UN Behindertenrechts-Konvention

Die Essener Vereinbarung baut auf die UN Behindertenrechts-Konvention (UN CRPD) auf. Die Konvention ist auch für Schwerhörige von Bedeutung, wie Artikel 1 zeigt: „Zu den Menschen mit Behinderungen zählen Menschen, die langfristige körperliche, seelische, geistige oder Sinnes-Beeinträchtigungen haben, welche sie in Wechselwirkung mit verschiedenen Barrieren an der vollen, wirksamen und gleichberechtigten Teilhabe an der Gesellschaft hindern können.”

Zugang zur HörTechnik

„Ein anderer wichtiger Aspekt ist die eigene Entscheidung, Rehabilitation und die Qualität der Anpassung des HörGerätes. Wir sind der Überzeugung, das ein jeder Zugang zu solchen HörGeräten haben sollte, wenn der Bedarf besteht, um ein unabhängiges Leben führen, eine Ausbildung abschließen und eine Arbeit haben zu können.”

„Die Essener Vereinbarung hält fest, daß dieser Zugang für 51 Millionen Schwerhörige in der Europäischen Union am besten durch eine vom Staat unterstützte Bereitstellung von HörGeräten und HörSystemen geleistet wird.”
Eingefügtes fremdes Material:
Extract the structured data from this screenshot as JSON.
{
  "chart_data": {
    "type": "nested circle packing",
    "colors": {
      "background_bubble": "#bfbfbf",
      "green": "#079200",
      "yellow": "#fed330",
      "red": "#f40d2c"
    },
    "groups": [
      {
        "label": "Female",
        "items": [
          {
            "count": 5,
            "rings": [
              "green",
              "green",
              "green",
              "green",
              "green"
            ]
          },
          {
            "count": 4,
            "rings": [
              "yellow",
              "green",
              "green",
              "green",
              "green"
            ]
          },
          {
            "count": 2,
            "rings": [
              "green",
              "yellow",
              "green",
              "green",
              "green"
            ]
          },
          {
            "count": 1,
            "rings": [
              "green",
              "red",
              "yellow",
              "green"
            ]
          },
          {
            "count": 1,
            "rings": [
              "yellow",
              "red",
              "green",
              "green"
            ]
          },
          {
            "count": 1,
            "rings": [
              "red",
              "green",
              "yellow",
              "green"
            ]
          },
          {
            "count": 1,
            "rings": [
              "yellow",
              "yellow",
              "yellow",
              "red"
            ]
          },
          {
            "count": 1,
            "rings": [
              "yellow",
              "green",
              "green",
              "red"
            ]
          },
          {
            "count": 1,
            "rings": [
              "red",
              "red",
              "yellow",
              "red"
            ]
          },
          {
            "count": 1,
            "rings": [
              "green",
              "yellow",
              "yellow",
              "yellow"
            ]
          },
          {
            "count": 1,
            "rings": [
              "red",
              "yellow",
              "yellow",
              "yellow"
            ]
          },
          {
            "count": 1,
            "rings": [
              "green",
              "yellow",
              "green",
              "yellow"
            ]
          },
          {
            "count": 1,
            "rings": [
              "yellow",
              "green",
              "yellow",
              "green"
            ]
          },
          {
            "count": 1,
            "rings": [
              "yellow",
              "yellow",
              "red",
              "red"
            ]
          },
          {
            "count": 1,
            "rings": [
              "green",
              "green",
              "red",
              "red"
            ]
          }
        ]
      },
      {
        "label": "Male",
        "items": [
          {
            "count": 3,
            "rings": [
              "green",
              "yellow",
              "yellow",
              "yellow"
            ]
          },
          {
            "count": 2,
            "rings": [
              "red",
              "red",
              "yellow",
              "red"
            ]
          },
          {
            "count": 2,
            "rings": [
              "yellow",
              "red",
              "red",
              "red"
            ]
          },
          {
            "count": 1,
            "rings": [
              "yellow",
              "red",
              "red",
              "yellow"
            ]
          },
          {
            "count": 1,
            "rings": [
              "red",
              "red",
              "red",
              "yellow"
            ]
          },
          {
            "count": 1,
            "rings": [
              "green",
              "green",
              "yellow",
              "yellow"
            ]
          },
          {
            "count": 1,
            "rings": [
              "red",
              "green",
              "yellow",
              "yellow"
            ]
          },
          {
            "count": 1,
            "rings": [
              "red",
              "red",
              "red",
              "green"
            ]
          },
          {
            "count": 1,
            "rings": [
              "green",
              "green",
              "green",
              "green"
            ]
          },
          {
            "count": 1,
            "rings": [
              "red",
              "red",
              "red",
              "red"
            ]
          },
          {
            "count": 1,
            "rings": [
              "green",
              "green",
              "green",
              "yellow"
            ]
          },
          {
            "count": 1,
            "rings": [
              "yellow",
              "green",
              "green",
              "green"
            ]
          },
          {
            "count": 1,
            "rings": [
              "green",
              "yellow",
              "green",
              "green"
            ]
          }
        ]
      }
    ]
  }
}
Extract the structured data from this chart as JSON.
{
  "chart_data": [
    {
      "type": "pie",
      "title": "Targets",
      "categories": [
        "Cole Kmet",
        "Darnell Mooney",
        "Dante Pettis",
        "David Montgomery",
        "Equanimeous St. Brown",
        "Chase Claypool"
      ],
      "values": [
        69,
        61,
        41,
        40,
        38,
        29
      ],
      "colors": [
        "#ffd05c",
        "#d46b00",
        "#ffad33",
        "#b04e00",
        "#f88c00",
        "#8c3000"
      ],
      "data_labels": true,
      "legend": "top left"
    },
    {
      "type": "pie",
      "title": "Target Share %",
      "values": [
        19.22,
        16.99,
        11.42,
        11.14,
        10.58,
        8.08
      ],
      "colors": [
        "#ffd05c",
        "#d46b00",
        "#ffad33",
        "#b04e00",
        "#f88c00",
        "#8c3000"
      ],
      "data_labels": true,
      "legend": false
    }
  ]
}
„In Europa haben wir eine staatlich gestützte allgemeinen Kranken-Versicherung und andere Möglichkeiten der finanziellen Rückerstattung beim Kauf von HörGeräten. Während es viele verschiedene Möglichkeiten einer solchen Rückerstattung gibt, haben sie alle eins gemeinsam: Sie sind oft Teil einer Kranken-Versicherung, die vom Staat befürwortet wird. In der Praxis bedeutet dies, daß alle EU-Mitgliedsstaaten dafür sorgen müssen, daß Anschaffungs-Kosten keine Barriere für die Möglichkeiten von Schwerhörigen darstellen.”

Für unsere Rechte

„Wir Schwerhörigen müssen uns weiterhin für unsere Rechte einsetzen und uns in die Entwicklung von politischen Vorschlägen, die uns direkt betreffen einmischen.”, hält Lidia Best fest.